Lets say I had the following command running from the shell
{
samtools view -HS header.sam; # command1
samtools view input.bam 1:1-50000000; # command2
} | samtools view -bS - > output.bam # command3
For those of you who aren't familiar with samtools view (Since this is stackoverflow). What this is essentially doing is creating a new bam file that has a new header. bam files are typically large compressed files, so even passing through the file in some cases can be time consuming. One alternative approach would be to undergo command2, and then use samtools reheader to switch the header. This passes through the large file twice. The above command passes through the bam a single time which is good for larger bam files (They get to be larger then 20GB even when compressed - WGS).
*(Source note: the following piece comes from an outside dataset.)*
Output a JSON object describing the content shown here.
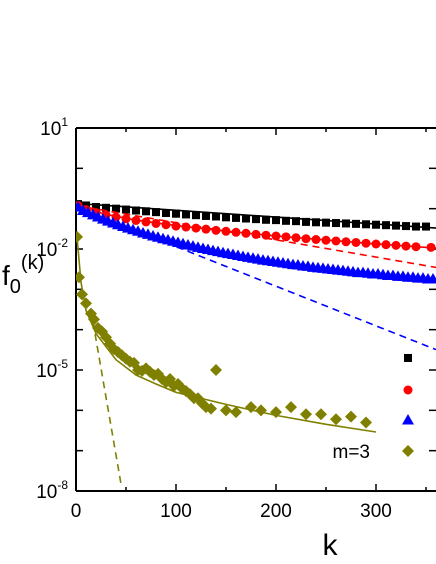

My question is how to implement commands of this type in python using subprocess.
I have the following:
fh_bam = open('output.bam', 'w')
params_0 = [ "samtools", "view", "-HS", "header.sam" ]
params_1 = [ "samtools", "view", "input.bam", "1:1-50000000"]
params_2 = [ "samtools", "view", "-bS", "-" ]
sub_0 = subprocess.Popen(params_0, stderr=subprocess.PIPE, stdout=subprocess.PIPE)
sub_1 = subprocess.Popen(params_1, stderr=subprocess.PIPE, stdout=subprocess.PIPE)
### SOMEHOW APPEND sub_1.stdout to sub_0.stdout
sub_2 = subprocess.Popen(params_2, stdin=appended.stdout, stdout=fh_bam)
Any help is greatly appreciated. Thanks.